「アーサー・リディアード」という人物をご存知でしょうか?
情報社会になって久しい今のご時世であれば、”マラソントレーニング”と検索しただけで沢山の情報がヒットするので、彼の名前を何らかの形で耳にしたことがあるかもしれませんね。あるいは昔から陸上競技に熱心に取り組まれている方にとっては、馴染みにある人物といえるかなとも思ってます。いかがでしょうか?
アーサー・リディアードは今に至るマラソントレーニングに大きな影響を与えた人物です。彼は1950年代中ごろに「リディアード方式」という理論を確立し、当時では考えられないほどの距離を走るトレーニングを実践しました。当初は様々な批判が彼に浴びせられたものの、1960年のローマオリンピックで彼が指導する二人の選手が金メダル2個、銅メダル1個を獲得。その後、各種目で世界記録を塗り替えるに至り、世の中から一気に注目を集めるようになりました。”勝てば官軍、負ければ賊軍”は昔からということでしょうか。

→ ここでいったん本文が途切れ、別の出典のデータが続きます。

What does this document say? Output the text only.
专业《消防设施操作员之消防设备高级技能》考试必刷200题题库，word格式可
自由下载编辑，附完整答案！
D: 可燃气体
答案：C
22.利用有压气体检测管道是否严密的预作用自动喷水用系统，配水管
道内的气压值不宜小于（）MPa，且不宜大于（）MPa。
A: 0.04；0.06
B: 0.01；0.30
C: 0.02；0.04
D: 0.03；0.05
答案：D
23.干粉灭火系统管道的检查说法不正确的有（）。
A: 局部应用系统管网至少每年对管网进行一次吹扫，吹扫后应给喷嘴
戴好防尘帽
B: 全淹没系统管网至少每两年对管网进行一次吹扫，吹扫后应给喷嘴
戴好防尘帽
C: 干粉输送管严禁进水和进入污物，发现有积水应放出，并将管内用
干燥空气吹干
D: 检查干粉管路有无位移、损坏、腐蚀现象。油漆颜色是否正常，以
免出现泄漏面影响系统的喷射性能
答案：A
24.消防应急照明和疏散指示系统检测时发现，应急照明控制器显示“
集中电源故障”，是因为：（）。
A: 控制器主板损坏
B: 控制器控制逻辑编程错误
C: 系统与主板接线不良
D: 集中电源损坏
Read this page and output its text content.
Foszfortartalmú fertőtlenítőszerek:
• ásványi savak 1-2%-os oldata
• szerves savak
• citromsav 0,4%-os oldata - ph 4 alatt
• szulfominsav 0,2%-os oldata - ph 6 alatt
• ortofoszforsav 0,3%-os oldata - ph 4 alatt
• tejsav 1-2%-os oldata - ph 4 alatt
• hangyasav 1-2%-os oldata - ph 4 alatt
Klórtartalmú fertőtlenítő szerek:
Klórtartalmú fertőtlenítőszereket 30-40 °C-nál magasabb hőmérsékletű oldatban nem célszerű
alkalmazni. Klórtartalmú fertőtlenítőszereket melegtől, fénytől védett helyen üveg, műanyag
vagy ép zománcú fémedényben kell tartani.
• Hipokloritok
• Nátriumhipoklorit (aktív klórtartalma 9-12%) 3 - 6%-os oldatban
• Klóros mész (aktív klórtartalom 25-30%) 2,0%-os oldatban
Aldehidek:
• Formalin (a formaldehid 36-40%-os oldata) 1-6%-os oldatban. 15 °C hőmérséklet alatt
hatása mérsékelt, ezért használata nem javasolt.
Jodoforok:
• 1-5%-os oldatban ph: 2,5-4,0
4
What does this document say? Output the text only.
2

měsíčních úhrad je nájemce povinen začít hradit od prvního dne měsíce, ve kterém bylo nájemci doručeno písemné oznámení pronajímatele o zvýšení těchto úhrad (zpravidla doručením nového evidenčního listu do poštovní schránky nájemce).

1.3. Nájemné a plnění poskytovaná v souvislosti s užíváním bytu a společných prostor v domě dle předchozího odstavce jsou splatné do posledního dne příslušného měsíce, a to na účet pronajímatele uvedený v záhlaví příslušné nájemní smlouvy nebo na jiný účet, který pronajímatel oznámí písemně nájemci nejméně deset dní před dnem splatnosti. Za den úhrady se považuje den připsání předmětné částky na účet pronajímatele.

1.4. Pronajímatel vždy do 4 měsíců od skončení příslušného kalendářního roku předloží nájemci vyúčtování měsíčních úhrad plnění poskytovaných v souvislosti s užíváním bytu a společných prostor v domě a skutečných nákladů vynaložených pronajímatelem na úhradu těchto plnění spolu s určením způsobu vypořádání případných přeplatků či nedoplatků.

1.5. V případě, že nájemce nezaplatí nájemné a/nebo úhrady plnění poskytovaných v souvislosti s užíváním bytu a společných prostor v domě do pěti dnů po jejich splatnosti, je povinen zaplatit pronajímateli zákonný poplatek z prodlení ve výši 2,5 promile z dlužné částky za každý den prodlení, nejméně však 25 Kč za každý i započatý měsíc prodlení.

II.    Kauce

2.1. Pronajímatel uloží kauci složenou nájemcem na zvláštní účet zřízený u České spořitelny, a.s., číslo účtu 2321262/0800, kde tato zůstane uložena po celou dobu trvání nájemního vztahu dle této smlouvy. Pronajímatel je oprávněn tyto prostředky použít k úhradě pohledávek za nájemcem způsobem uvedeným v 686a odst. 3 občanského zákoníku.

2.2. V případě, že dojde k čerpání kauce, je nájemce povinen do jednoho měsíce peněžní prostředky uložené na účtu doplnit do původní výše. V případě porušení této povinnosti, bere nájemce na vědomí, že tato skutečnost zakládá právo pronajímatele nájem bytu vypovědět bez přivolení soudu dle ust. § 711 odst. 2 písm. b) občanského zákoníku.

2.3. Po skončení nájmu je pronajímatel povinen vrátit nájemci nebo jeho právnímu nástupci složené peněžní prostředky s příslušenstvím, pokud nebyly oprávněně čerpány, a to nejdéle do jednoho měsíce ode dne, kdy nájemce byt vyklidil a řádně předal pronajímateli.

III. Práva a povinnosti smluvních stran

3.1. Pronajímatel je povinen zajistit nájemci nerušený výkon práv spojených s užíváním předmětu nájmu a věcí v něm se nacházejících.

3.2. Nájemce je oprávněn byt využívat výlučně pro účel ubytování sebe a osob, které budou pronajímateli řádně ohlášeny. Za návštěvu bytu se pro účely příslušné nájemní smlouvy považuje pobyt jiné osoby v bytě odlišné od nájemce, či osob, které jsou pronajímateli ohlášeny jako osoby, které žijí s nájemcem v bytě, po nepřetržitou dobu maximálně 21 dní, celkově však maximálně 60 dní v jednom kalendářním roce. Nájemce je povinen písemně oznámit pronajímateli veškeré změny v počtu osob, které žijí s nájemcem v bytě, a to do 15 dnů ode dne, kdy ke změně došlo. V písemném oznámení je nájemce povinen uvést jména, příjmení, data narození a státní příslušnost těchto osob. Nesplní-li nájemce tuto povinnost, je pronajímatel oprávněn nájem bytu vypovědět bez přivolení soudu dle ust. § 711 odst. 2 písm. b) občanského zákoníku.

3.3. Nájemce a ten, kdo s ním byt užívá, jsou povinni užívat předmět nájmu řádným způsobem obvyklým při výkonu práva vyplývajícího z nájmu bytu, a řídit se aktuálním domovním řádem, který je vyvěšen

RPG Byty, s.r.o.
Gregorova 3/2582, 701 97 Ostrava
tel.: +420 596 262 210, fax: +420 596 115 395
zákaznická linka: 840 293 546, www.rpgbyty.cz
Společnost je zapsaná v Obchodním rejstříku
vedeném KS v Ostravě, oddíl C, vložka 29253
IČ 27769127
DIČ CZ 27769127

また、彼はトップアスリートだけでなく市民ランナーも指導し、近所に住む肥満気味の中年ビジネスマン達をマラソン完走に導きました。1961年には世界で初めてジョギングクラブを設立し、一般人の健康のためのプログラムづくりも確立。オリンピックで金メダルを取らせるような指導者でありながらも、市民ランナーにもできるトレーニング方法を作ったということで「ジョギングの父」と呼ばれています。
マラソンのトレーニングに関する情報が乱立する昨今の状況を省みて、改めてこのリディアードの考えに触れることへの意味を僕は感じています。そんなアーサー・リディアードに少し注目してみたいと思います。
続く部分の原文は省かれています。